(July 2006) Although advances in health have contributed to improvements in quality of life worldwide, persistent health problems remain in developing countries—particularly for poor, marginalized, and rural populations, and especially in regard to neonatal mortality, preventable childhood illnesses, and adolescent reproductive health issues.

Cost-effective interventions are available to address many pressing health problems such as these. But sustaining healthy populations and creating a context that facilitates health may require a broader perspective such as that embodied in community participation—a process that increases a community’s capacity to identify and solve problems that lead to equitable and sustainable improvements in health. Examples of this approach include:

  • Obtaining support from elected officials for health studies and using village health workers to play key roles in neonatal interventions in rural India;
  • Working with grassroots organizations and local elected officials to decide placement of latrines and standpipes in Kerala State, India; and
  • Using community members as researchers in a study of adolescent reproductive health in Nepal.

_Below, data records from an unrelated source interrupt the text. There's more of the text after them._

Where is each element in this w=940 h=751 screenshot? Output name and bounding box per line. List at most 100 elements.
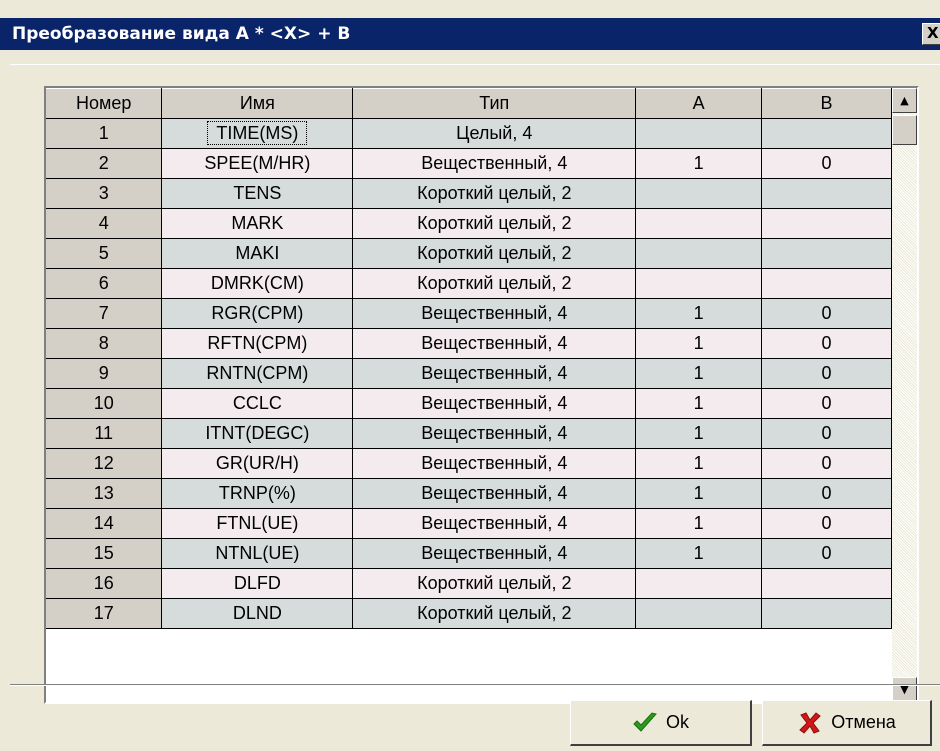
title-bar[interactable]: Преобразование вида A * <X> + B X — [0, 18, 940, 50]
cell-name[interactable]: ITNT(DEGC) — [161, 418, 354, 449]
cell-b[interactable]: 0 — [761, 328, 892, 359]
cell-type[interactable]: Вещественный, 4 — [352, 478, 637, 509]
table-row[interactable]: 17 DLND Короткий целый, 2 — [46, 598, 892, 629]
cell-type[interactable]: Короткий целый, 2 — [352, 568, 637, 599]
cell-type[interactable]: Вещественный, 4 — [352, 148, 637, 179]
cell-a[interactable] — [635, 268, 763, 299]
cell-a[interactable] — [635, 598, 763, 629]
cell-b[interactable]: 0 — [761, 538, 892, 569]
cell-name[interactable]: TIME(MS) — [161, 118, 354, 149]
cell-a[interactable]: 1 — [635, 148, 763, 179]
cell-type[interactable]: Вещественный, 4 — [352, 418, 637, 449]
cell-b[interactable] — [761, 208, 892, 239]
cell-b[interactable]: 0 — [761, 388, 892, 419]
cell-name[interactable]: MARK — [161, 208, 354, 239]
cell-b[interactable]: 0 — [761, 508, 892, 539]
cell-number[interactable]: 9 — [46, 358, 163, 389]
cell-a[interactable]: 1 — [635, 508, 763, 539]
cell-number[interactable]: 5 — [46, 238, 163, 269]
table-row[interactable]: 1 TIME(MS) Целый, 4 — [46, 118, 892, 149]
cell-b[interactable] — [761, 118, 892, 149]
cell-b[interactable] — [761, 178, 892, 209]
table-row[interactable]: 9 RNTN(CPM) Вещественный, 410 — [46, 358, 892, 389]
ok-button[interactable]: Ok — [570, 700, 752, 746]
cancel-button[interactable]: Отмена — [762, 700, 932, 746]
cell-b[interactable]: 0 — [761, 298, 892, 329]
cell-name[interactable]: RNTN(CPM) — [161, 358, 354, 389]
table-row[interactable]: 5 MAKI Короткий целый, 2 — [46, 238, 892, 269]
cell-a[interactable]: 1 — [635, 478, 763, 509]
cell-b[interactable] — [761, 568, 892, 599]
cell-b[interactable]: 0 — [761, 448, 892, 479]
cell-name[interactable]: TENS — [161, 178, 354, 209]
cell-name[interactable]: CCLC — [161, 388, 354, 419]
table-row[interactable]: 14 FTNL(UE) Вещественный, 410 — [46, 508, 892, 539]
scrollbar-thumb[interactable] — [892, 115, 917, 145]
cell-number[interactable]: 7 — [46, 298, 163, 329]
cell-number[interactable]: 17 — [46, 598, 163, 629]
cell-type[interactable]: Вещественный, 4 — [352, 538, 637, 569]
column-header-type[interactable]: Тип — [352, 88, 637, 119]
table-row[interactable]: 6 DMRK(CM) Короткий целый, 2 — [46, 268, 892, 299]
cell-name[interactable]: DLFD — [161, 568, 354, 599]
cell-number[interactable]: 1 — [46, 118, 163, 149]
cell-a[interactable] — [635, 118, 763, 149]
cell-b[interactable]: 0 — [761, 478, 892, 509]
cell-number[interactable]: 11 — [46, 418, 163, 449]
cell-type[interactable]: Вещественный, 4 — [352, 508, 637, 539]
cell-type[interactable]: Короткий целый, 2 — [352, 208, 637, 239]
cell-b[interactable] — [761, 598, 892, 629]
column-header-name[interactable]: Имя — [161, 88, 354, 119]
cell-number[interactable]: 16 — [46, 568, 163, 599]
cell-type[interactable]: Короткий целый, 2 — [352, 178, 637, 209]
cell-number[interactable]: 8 — [46, 328, 163, 359]
cell-type[interactable]: Короткий целый, 2 — [352, 268, 637, 299]
vertical-scrollbar[interactable]: ▲ ▼ — [892, 88, 917, 702]
table-row[interactable]: 2 SPEE(M/HR) Вещественный, 410 — [46, 148, 892, 179]
table-row[interactable]: 7 RGR(CPM) Вещественный, 410 — [46, 298, 892, 329]
cell-number[interactable]: 13 — [46, 478, 163, 509]
cell-name[interactable]: TRNP(%) — [161, 478, 354, 509]
cell-a[interactable]: 1 — [635, 538, 763, 569]
scroll-up-arrow-icon[interactable]: ▲ — [892, 88, 917, 113]
cell-name[interactable]: RGR(CPM) — [161, 298, 354, 329]
cell-a[interactable] — [635, 208, 763, 239]
table-row[interactable]: 16 DLFD Короткий целый, 2 — [46, 568, 892, 599]
cell-number[interactable]: 2 — [46, 148, 163, 179]
cell-type[interactable]: Вещественный, 4 — [352, 328, 637, 359]
cell-name[interactable]: FTNL(UE) — [161, 508, 354, 539]
table-row[interactable]: 3 TENS Короткий целый, 2 — [46, 178, 892, 209]
table-row[interactable]: 4 MARK Короткий целый, 2 — [46, 208, 892, 239]
cell-b[interactable] — [761, 238, 892, 269]
cell-name[interactable]: RFTN(CPM) — [161, 328, 354, 359]
cell-name[interactable]: DLND — [161, 598, 354, 629]
table-row[interactable]: 15 NTNL(UE) Вещественный, 410 — [46, 538, 892, 569]
scroll-down-arrow-icon[interactable]: ▼ — [892, 677, 917, 702]
cell-name[interactable]: NTNL(UE) — [161, 538, 354, 569]
cell-b[interactable] — [761, 268, 892, 299]
table-row[interactable]: 10 CCLC Вещественный, 410 — [46, 388, 892, 419]
cell-type[interactable]: Вещественный, 4 — [352, 358, 637, 389]
cell-b[interactable]: 0 — [761, 148, 892, 179]
cell-a[interactable] — [635, 178, 763, 209]
cell-a[interactable]: 1 — [635, 388, 763, 419]
cell-number[interactable]: 6 — [46, 268, 163, 299]
cell-number[interactable]: 15 — [46, 538, 163, 569]
cell-b[interactable]: 0 — [761, 358, 892, 389]
cell-a[interactable] — [635, 568, 763, 599]
cell-a[interactable]: 1 — [635, 358, 763, 389]
cell-name[interactable]: DMRK(CM) — [161, 268, 354, 299]
table-row[interactable]: 11 ITNT(DEGC) Вещественный, 410 — [46, 418, 892, 449]
cell-a[interactable]: 1 — [635, 328, 763, 359]
table-row[interactable]: 13 TRNP(%) Вещественный, 410 — [46, 478, 892, 509]
column-header-a[interactable]: A — [635, 88, 763, 119]
cell-a[interactable]: 1 — [635, 298, 763, 329]
table-row[interactable]: 8 RFTN(CPM) Вещественный, 410 — [46, 328, 892, 359]
close-button[interactable]: X — [922, 23, 940, 45]
cell-name[interactable]: MAKI — [161, 238, 354, 269]
cell-name[interactable]: SPEE(M/HR) — [161, 148, 354, 179]
cell-a[interactable]: 1 — [635, 418, 763, 449]
cell-number[interactable]: 14 — [46, 508, 163, 539]
cell-a[interactable]: 1 — [635, 448, 763, 479]
cell-number[interactable]: 3 — [46, 178, 163, 209]
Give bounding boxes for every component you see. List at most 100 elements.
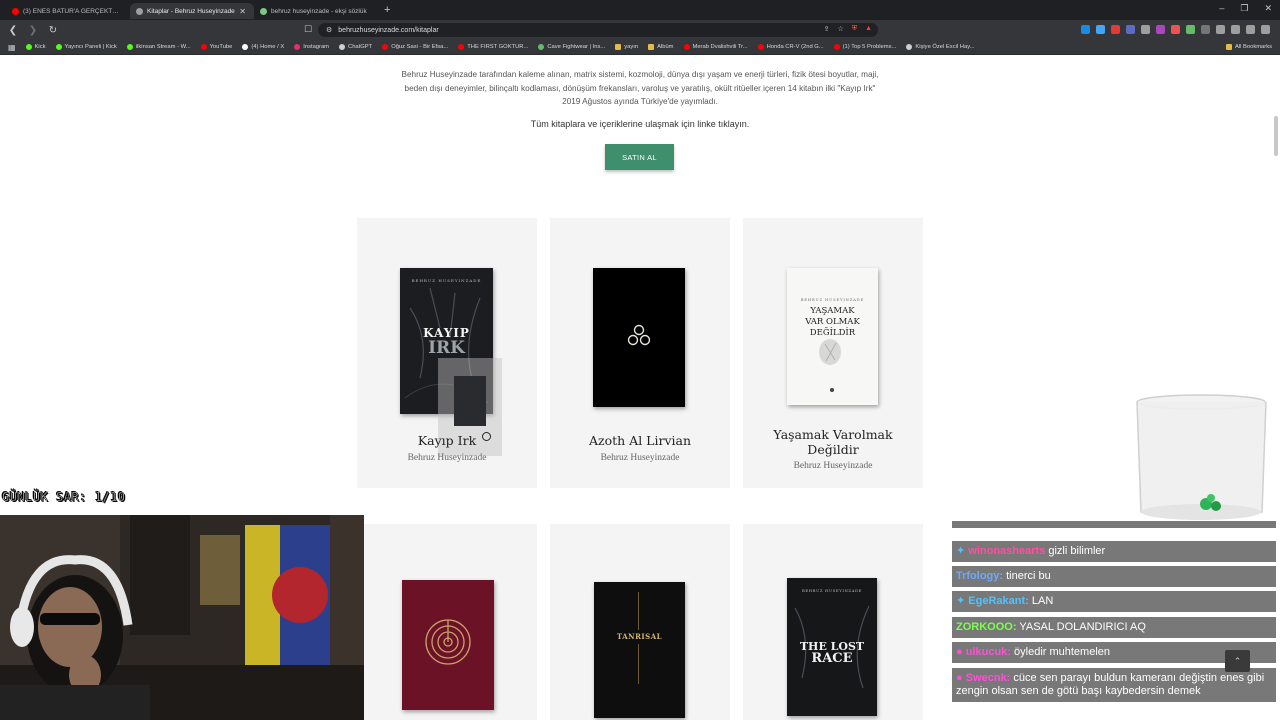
youtube-icon <box>683 44 690 50</box>
bookmark-item[interactable]: Cave Fightwear | Ins... <box>538 44 605 50</box>
chat-overlay: ✦ winonashearts gizli bilimler Trfology:… <box>952 521 1278 720</box>
tab-eksi[interactable]: behruz huseyinzade - ekşi sözlük <box>254 3 378 19</box>
instagram-icon <box>294 44 301 50</box>
cover-author: BEHRUZ HUSEYINZADE <box>802 588 862 593</box>
bookmark-item[interactable]: Kişiye Özel Excil Hay... <box>906 44 975 50</box>
chat-message <box>952 521 1276 528</box>
book-author: Behruz Huseyinzade <box>407 453 487 463</box>
chat-text: gizli bilimler <box>1048 545 1106 557</box>
book-author: Behruz Huseyinzade <box>793 461 873 471</box>
music-icon[interactable] <box>1231 25 1240 34</box>
chat-message: ● Swecnk: cüce sen parayı buldun kameran… <box>952 668 1276 702</box>
book-card[interactable]: TANRISAL <box>550 524 730 720</box>
book-cover[interactable]: BEHRUZ HUSEYINZADE YAŞAMAK VAR OLMAK DEĞ… <box>787 268 878 405</box>
bookmark-label: (1) Top 5 Problems... <box>842 44 897 50</box>
sidebar-icon[interactable] <box>1246 25 1255 34</box>
extension-icon[interactable] <box>1141 25 1150 34</box>
bookmark-item[interactable]: (1) Top 5 Problems... <box>833 44 897 50</box>
bookmark-item[interactable]: yayın <box>615 44 638 50</box>
book-cover[interactable] <box>593 268 685 407</box>
intro-paragraph: Behruz Huseyinzade tarafından kaleme alı… <box>401 70 879 106</box>
bookmark-label: Kick <box>34 44 46 50</box>
book-card[interactable]: BEHRUZ HUSEYINZADE KAYIP IRK Kayıp Irk B… <box>357 218 537 488</box>
extension-icon[interactable] <box>1081 25 1090 34</box>
bookmark-item[interactable]: Instagram <box>294 44 329 50</box>
close-window-icon[interactable]: ✕ <box>1264 3 1272 14</box>
star-icon[interactable]: ☆ <box>838 25 844 33</box>
new-tab-button[interactable]: + <box>384 4 390 16</box>
tab-kitaplar[interactable]: Kitaplar - Behruz Huseyinzade ✕ <box>130 3 254 19</box>
reload-icon[interactable]: ↻ <box>46 25 60 36</box>
bookmark-item[interactable]: Merab Dvalishvili Tr... <box>683 44 748 50</box>
chat-username: EgeRakant: <box>968 595 1029 607</box>
book-title[interactable]: Azoth Al Lirvian <box>550 433 730 448</box>
book-card[interactable]: BEHRUZ HUSEYINZADE YAŞAMAK VAR OLMAK DEĞ… <box>743 218 923 488</box>
scroll-to-top-button[interactable]: ⌃ <box>1225 650 1250 672</box>
bookmark-item[interactable]: Albüm <box>648 44 674 50</box>
bookmark-label: ChatGPT <box>348 44 373 50</box>
book-card[interactable] <box>357 524 537 720</box>
back-icon[interactable]: ❮ <box>6 25 20 36</box>
extension-icon[interactable] <box>1171 25 1180 34</box>
book-card[interactable]: Azoth Al Lirvian Behruz Huseyinzade <box>550 218 730 488</box>
alert-icon[interactable]: ▲ <box>865 25 872 33</box>
bookmark-item[interactable]: THE FIRST GOKTUR... <box>458 44 528 50</box>
all-bookmarks[interactable]: All Bookmarks <box>1225 44 1272 50</box>
youtube-icon <box>833 44 840 50</box>
url-field[interactable]: ☐ ⚙ behruzhuseyinzade.com/kitaplar ⇪ ☆ ⛨… <box>304 23 878 37</box>
bookmark-item[interactable]: Honda CR-V (2nd G... <box>757 44 824 50</box>
window-controls: – ❐ ✕ <box>1219 3 1272 14</box>
chat-text: öyledir muhtemelen <box>1014 646 1111 658</box>
tab-label: Kitaplar - Behruz Huseyinzade <box>147 7 235 15</box>
cover-divider <box>638 592 639 630</box>
extension-icon[interactable] <box>1111 25 1120 34</box>
kick-icon <box>55 44 62 50</box>
bookmark-item[interactable]: Oğuz Sasi - Bir Efsa... <box>382 44 448 50</box>
page-scrollbar[interactable] <box>1274 116 1278 156</box>
address-bar: ❮ ❯ ↻ ☐ ⚙ behruzhuseyinzade.com/kitaplar… <box>0 20 1280 40</box>
site-info-icon[interactable]: ⚙ <box>326 26 332 34</box>
bookmark-label: Honda CR-V (2nd G... <box>766 44 824 50</box>
bookmark-item[interactable]: Kick <box>25 44 46 50</box>
menu-icon[interactable] <box>1261 25 1270 34</box>
cave-icon <box>538 44 545 50</box>
apps-icon[interactable]: ▦ <box>8 43 16 52</box>
book-title[interactable]: Kayıp Irk <box>357 433 537 448</box>
bookmark-icon[interactable]: ☐ <box>304 24 312 35</box>
maximize-icon[interactable]: ❐ <box>1240 3 1248 14</box>
bookmark-label: All Bookmarks <box>1234 44 1272 50</box>
tab-label: (3) ENES BATUR'A GERÇEKTEN NE OLDU? <box>23 7 122 15</box>
labyrinth-icon <box>425 619 471 665</box>
cta-text: Tüm kitaplara ve içeriklerine ulaşmak iç… <box>530 119 750 129</box>
shield-icon[interactable]: ⛨ <box>852 25 857 33</box>
extension-icon[interactable] <box>1186 25 1195 34</box>
screen: (3) ENES BATUR'A GERÇEKTEN NE OLDU? Kita… <box>0 0 1280 720</box>
bookmark-item[interactable]: (4) Home / X <box>242 44 284 50</box>
buy-button[interactable]: SATIN AL <box>605 144 674 170</box>
forward-icon[interactable]: ❯ <box>26 25 40 36</box>
kick-icon <box>126 44 133 50</box>
webcam-feed <box>0 515 364 720</box>
extension-icon[interactable] <box>1201 25 1210 34</box>
cover-title: TANRISAL <box>616 632 663 641</box>
tab-youtube[interactable]: (3) ENES BATUR'A GERÇEKTEN NE OLDU? <box>6 3 130 19</box>
puzzle-icon[interactable] <box>1216 25 1225 34</box>
extension-icon[interactable] <box>1096 25 1105 34</box>
bookmark-item[interactable]: ilkinsan Stream - W... <box>126 44 191 50</box>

But some health specialists think that community participation is time-consuming and does not really improve health outcomes. Participatory processes can be protracted and progress toward health goals delayed, requiring heavy time and resource investments that may not be matched by the achievement of desired results.

This Health Bulletin explores community participation in health, using five case studies of participatory processes and their role in instigating important health and well-being benefits. Written by Kristina Gryboski, a medical anthropologist; Ricardo H. Dios, technical director for the UNI Trujillo Project in Peru; and Nancy V. Yinger, Fariyal F. Fikree, and Heidi Worley of the Population Reference Bureau, this Bulletin is the third in a series that seeks to understand and convey the important qualitative issues that determine health status—disparities, communication, and community participation.